North Carolina Sea Grant
Mariner's Menu

Mariner's Menu

September 17, 2009 | Barry Nash

seafood traditions


Our state’s Atlantic blue crab processing industry is undergoing an unprecedented transformation. Over forty processors operated in coastal North Carolina in 1995.  Today that number is 14.

Imported crab meat from Asia and South America has taken a great deal of market share from domestic businesses during the last decade.  Price has been a deciding factor among consumers as the cost of imported crab meat can be cheaper by $4 or more a pound.

Picking crabs is very labor-intensive and legal immigrants on temporary visas comprise the major of the workforce in this seafood sector; however, temporary visas have been extremely hard to come by for our industry the last two years.

Inconsistency in the supply of picking crabs during the summer and fall seasons impacts processors’ bottom line as well.  To remain competitive, processors ship live hard crabs to the “basket market” in the northern Virginia and Maryland where there has been an established tradition of eating fresh-cooked, whole crabs in restaurant trade.


Due to natural supply fluctuations, you will find fresh, hand-picked Atlantic blue crab meat in coastal retail seafood outlets and restaurants in-season.  Processors pasteurize Atlantic blue crab meat during the summer months for sale in the winter and spring.

Be sure to check your supplier’s state certification number to identify the vendor and origin of your crab meat.
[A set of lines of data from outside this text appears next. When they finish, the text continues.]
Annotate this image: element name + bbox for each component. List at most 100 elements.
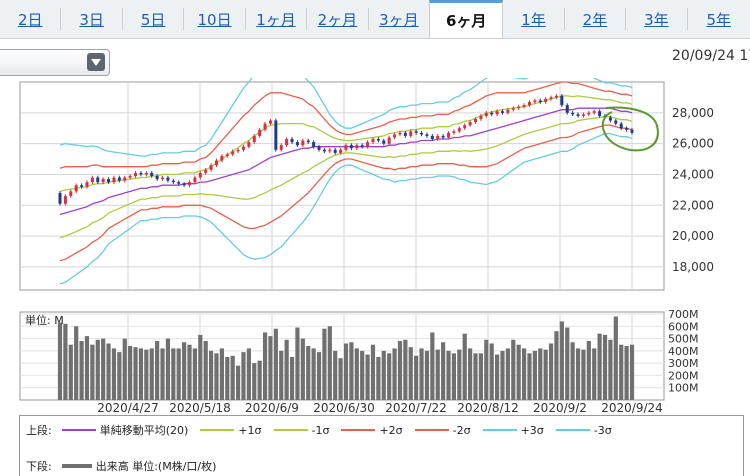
volume-bar [446, 350, 451, 400]
candle-body [376, 139, 380, 141]
volume-bar [316, 352, 322, 400]
candle-body [430, 135, 434, 140]
candle-body [490, 112, 494, 115]
x-tick-label: 2020/6/30 [313, 401, 375, 414]
tab-period-9[interactable]: 2年 [582, 10, 608, 29]
volume-bar [289, 357, 295, 400]
candle-body [247, 142, 251, 147]
candle-body [301, 140, 305, 146]
legend-item-upper-0: 単純移動平均(20) [61, 422, 188, 438]
candle-body [80, 185, 84, 187]
tab-period-7[interactable]: 6ヶ月 [429, 0, 504, 38]
candle-body [436, 135, 440, 140]
volume-bar [214, 353, 219, 400]
candle-body [614, 120, 618, 124]
volume-bar [268, 336, 273, 400]
volume-bar [111, 348, 117, 400]
tab-separator [183, 8, 185, 30]
vol-y-tick-label: 600M [668, 320, 699, 333]
band-2-lower-line [59, 124, 633, 262]
y-tick-label: 26,000 [672, 137, 714, 151]
band-2-upper-line [59, 81, 633, 169]
volume-bar [500, 350, 505, 400]
period-tab-bar: 2日 3日 5日 10日 1ヶ月 2ヶ月 3ヶ月 6ヶ月 1年 2年 3年 5年 [0, 0, 750, 39]
candle-body [252, 135, 256, 143]
volume-bar [462, 333, 467, 400]
tab-separator [625, 8, 627, 30]
candle-body [371, 139, 375, 143]
candle-body [484, 112, 488, 116]
tab-separator [60, 8, 62, 30]
volume-bar [149, 348, 154, 400]
tab-period-5[interactable]: 2ヶ月 [317, 10, 358, 29]
volume-bar [435, 349, 440, 400]
volume-bar [279, 350, 284, 400]
volume-bar [532, 350, 537, 400]
chart-legend: 上段: 単純移動平均(20) +1σ -1σ +2σ -2σ +3σ -3σ 下段: 出来高… [19, 415, 744, 476]
candle-body [581, 114, 585, 116]
volume-bar [570, 342, 575, 400]
y-tick-label: 24,000 [672, 167, 714, 181]
volume-bar [262, 332, 268, 400]
volume-bar [548, 343, 554, 400]
volume-bar [155, 341, 160, 400]
volume-bar [230, 355, 235, 400]
volume-bar [392, 348, 397, 400]
volume-bar [478, 353, 484, 400]
candle-body [134, 172, 138, 176]
volume-bar [246, 348, 251, 400]
candle-body [279, 145, 283, 150]
tab-period-6[interactable]: 3ヶ月 [379, 10, 419, 29]
volume-bar [203, 341, 208, 400]
tab-period-11[interactable]: 5年 [706, 10, 732, 29]
candle-body [290, 139, 294, 143]
candle-body [198, 172, 202, 178]
chart-type-dropdown[interactable] [0, 49, 110, 76]
candle-body [452, 131, 456, 133]
tab-separator [244, 8, 246, 30]
candle-body [549, 97, 553, 99]
candle-body [409, 131, 413, 136]
volume-bar [306, 345, 311, 400]
volume-bar [192, 348, 198, 400]
volume-bar [322, 328, 327, 400]
tab-period-0[interactable]: 2日 [17, 10, 43, 29]
legend-swatch [414, 429, 449, 431]
candle-body [554, 95, 558, 98]
tab-period-3[interactable]: 10日 [197, 10, 232, 29]
legend-label: -3σ [593, 423, 612, 437]
volume-bar [295, 327, 300, 400]
volume-bar [451, 353, 457, 400]
volume-bar [397, 341, 403, 400]
volume-bar [219, 348, 224, 400]
chevron-down-icon[interactable] [87, 53, 105, 71]
candle-body [441, 135, 445, 138]
volume-bar [74, 326, 79, 400]
legend-label: 出来高 単位:(M株/口/枚) [95, 460, 217, 473]
candle-body [96, 177, 100, 183]
tab-period-1[interactable]: 3日 [79, 10, 104, 29]
tab-period-10[interactable]: 3年 [644, 10, 669, 29]
annotation-circle [601, 106, 659, 152]
candle-body [538, 100, 542, 103]
candle-body [500, 111, 504, 113]
volume-bar [160, 348, 165, 400]
candle-body [608, 117, 612, 121]
tab-period-2[interactable]: 5日 [140, 10, 166, 29]
volume-bar [586, 341, 591, 400]
candle-body [527, 102, 531, 106]
x-tick-label: 2020/9/2 [533, 401, 587, 414]
volume-bar [95, 339, 100, 400]
candle-body [522, 105, 526, 107]
legend-item-upper-4: -2σ [414, 422, 471, 438]
volume-bar [516, 344, 521, 400]
vol-y-tick-label: 100M [668, 382, 699, 395]
volume-bar [414, 355, 419, 400]
candle-body [171, 180, 175, 183]
candle-body [101, 179, 105, 183]
tab-period-8[interactable]: 1年 [521, 10, 546, 29]
candle-body [107, 179, 111, 183]
tab-period-4[interactable]: 1ヶ月 [256, 10, 296, 29]
volume-bar [613, 316, 618, 400]
volume-bar [79, 341, 84, 400]
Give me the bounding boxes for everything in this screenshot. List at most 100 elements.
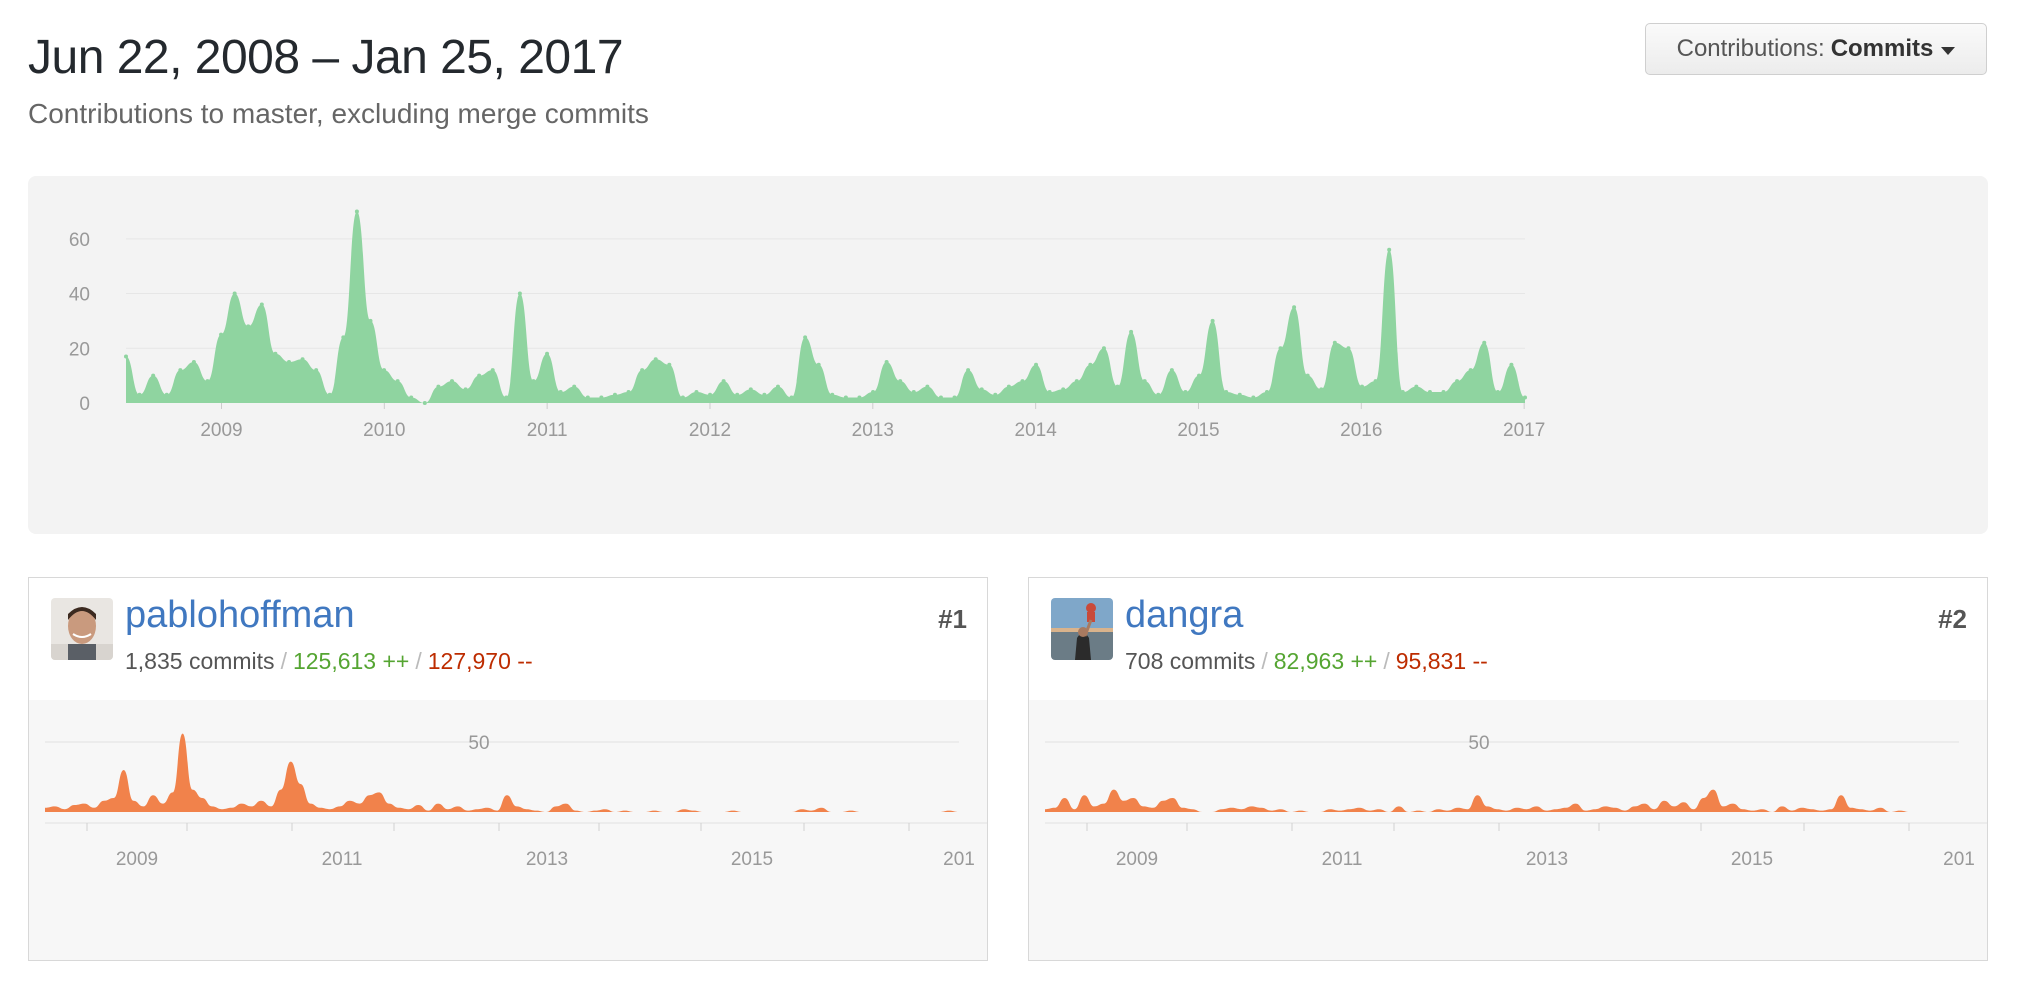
data-point	[1237, 392, 1242, 397]
data-point	[1332, 340, 1337, 345]
deletions-count: 95,831 --	[1395, 648, 1488, 674]
data-point	[205, 379, 210, 384]
main-contributions-chart: 0 20 40 60 2009 2010 2011 2012 2013 2014 2015 2016 2…	[28, 176, 1988, 534]
deletions-count: 127,970 --	[427, 648, 533, 674]
data-point	[1523, 395, 1527, 400]
data-point	[354, 209, 359, 214]
contributor-stats: 708 commits/82,963 ++/95,831 --	[1125, 648, 1488, 675]
y-tick-label: 50	[468, 733, 489, 754]
data-point	[966, 368, 971, 373]
data-point	[395, 379, 400, 384]
data-point	[748, 387, 753, 392]
contributor-name-link[interactable]: pablohoffman	[125, 594, 355, 636]
data-point	[409, 395, 414, 400]
stat-separator: /	[1261, 648, 1268, 674]
data-point	[259, 302, 264, 307]
y-tick-label: 0	[79, 394, 90, 415]
data-point	[219, 332, 224, 337]
data-point	[232, 291, 237, 296]
data-point	[1346, 346, 1351, 351]
data-point	[1292, 305, 1297, 310]
data-point	[246, 324, 251, 329]
stat-separator: /	[415, 648, 422, 674]
data-point	[191, 359, 196, 364]
caret-down-icon	[1941, 46, 1956, 55]
commits-link[interactable]: 1,835 commits	[125, 648, 275, 674]
data-point	[708, 392, 713, 397]
y-tick-label: 50	[1468, 733, 1489, 754]
contributor-chart-svg: 50 2009 2011 2013 2015 201	[1045, 733, 1987, 870]
page-title: Jun 22, 2008 – Jan 25, 2017	[28, 31, 624, 84]
data-point	[341, 335, 346, 340]
x-tick-label: 2013	[526, 849, 568, 870]
y-tick-label: 20	[69, 339, 90, 360]
data-point	[938, 395, 943, 400]
stat-separator: /	[280, 648, 287, 674]
x-tick-label: 2017	[1503, 420, 1545, 441]
x-tick-label: 2010	[363, 420, 405, 441]
contributions-value: Commits	[1830, 35, 1934, 62]
x-tick-label: 2009	[1116, 849, 1158, 870]
x-tick-label: 2015	[1177, 420, 1219, 441]
data-point	[1088, 362, 1093, 367]
data-point	[667, 362, 672, 367]
avatar[interactable]	[1051, 598, 1113, 660]
y-tick-label: 40	[69, 285, 90, 306]
contributor-rank: #2	[1938, 604, 1967, 634]
x-tick-label: 2016	[1340, 420, 1382, 441]
data-point	[843, 395, 848, 400]
data-point	[558, 390, 563, 395]
contributor-chart: 50 2009 2011 2013 2015 201	[1029, 700, 1987, 960]
data-point	[1468, 368, 1473, 373]
avatar[interactable]	[51, 598, 113, 660]
data-point	[1387, 247, 1392, 252]
data-point	[721, 379, 726, 384]
data-point	[463, 387, 468, 392]
page-subtitle: Contributions to master, excluding merge…	[28, 98, 649, 129]
x-tick-label: 2014	[1015, 420, 1058, 441]
data-point	[694, 390, 699, 395]
data-point	[545, 351, 550, 356]
data-point	[1319, 387, 1324, 392]
data-point	[735, 392, 740, 397]
data-point	[1197, 373, 1202, 378]
data-point	[789, 395, 794, 400]
data-point	[775, 384, 780, 389]
x-tick-label: 2009	[116, 849, 158, 870]
data-point	[1373, 379, 1378, 384]
data-point	[1427, 390, 1432, 395]
data-point	[1142, 379, 1147, 384]
contributor-chart-svg: 50 2009 2011 2013 2015 201	[45, 733, 987, 870]
data-point	[1305, 373, 1310, 378]
contributions-label: Contributions:	[1676, 35, 1825, 62]
main-chart-svg: 0 20 40 60 2009 2010 2011 2012 2013 2014 2015 2016 2…	[69, 209, 1545, 441]
contributor-rank: #1	[938, 604, 967, 634]
data-point	[857, 395, 862, 400]
data-point	[1360, 384, 1365, 389]
data-point	[803, 335, 808, 340]
data-point	[884, 359, 889, 364]
data-point	[1264, 390, 1269, 395]
data-point	[640, 368, 645, 373]
x-tick-label: 2013	[852, 420, 894, 441]
data-point	[1156, 392, 1161, 397]
x-tick-label: 201	[943, 849, 975, 870]
x-tick-label: 2011	[1322, 849, 1363, 870]
data-point	[368, 318, 373, 323]
x-tick-label: 2012	[689, 420, 731, 441]
data-point	[1509, 362, 1514, 367]
data-point	[531, 379, 536, 384]
data-point	[1101, 346, 1106, 351]
data-point	[504, 395, 509, 400]
data-point	[1495, 390, 1500, 395]
data-point	[1020, 379, 1025, 384]
contributions-dropdown-button[interactable]: Contributions: Commits	[1645, 23, 1987, 75]
data-point	[1400, 390, 1405, 395]
data-point	[490, 368, 495, 373]
data-point	[1169, 368, 1174, 373]
data-point	[517, 291, 522, 296]
contributor-name-link[interactable]: dangra	[1125, 594, 1244, 636]
data-point	[1006, 384, 1011, 389]
commits-link[interactable]: 708 commits	[1125, 648, 1256, 674]
data-point	[612, 392, 617, 397]
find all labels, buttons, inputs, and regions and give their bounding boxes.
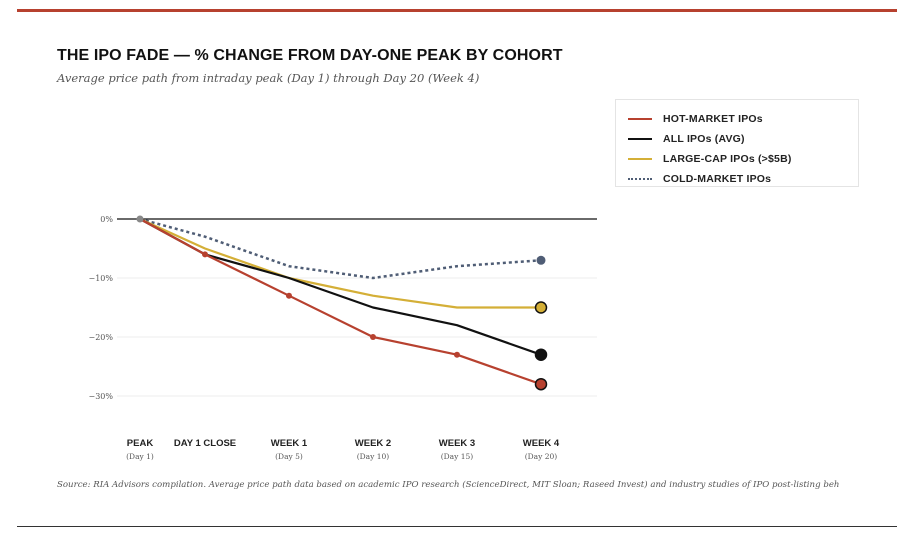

Cherish your fresh, hand-picked North Carolina crab meat whenever available.

Contributed by Barry Nash
Based on interviews with Don Cross of Pamlico Packing Company and Steve Murphey of NC Shellfish Sanitation – Morehead City office

3 responses to “The North Carolina Atlantic Blue Crab Industry”

  1. Deborah Dixon says:

    Hello – I wanted to ask what the current number of crab houses is (2010), and why the recent difficulty over getting H-2B visas? Thanks.

  2. Barry Nash says:

    According to the NC Department of Environment & Natural Resources, one of the state agencies that regulates crab processors, 12 businesses were certified in 2010 to process crabmeat. The difficulty the processors have had in securing visas for foreign laborers had to do with larger security concerns in Washington, DC about approving the travel of foreign nationals to the United States. This year, visas have been easier for the industry to obtain.

  3. Deborah Dixon says:

    Thank you! This is such a shame; many of the smaller plants strove so hard to maintain profitability. I wonder, is there a way to access the number certified per year and to map them out across space? I speak as a geographer here. I’ve gone to the NC Dept of Env and Nat Res web-page but can’t find such in-depth stats.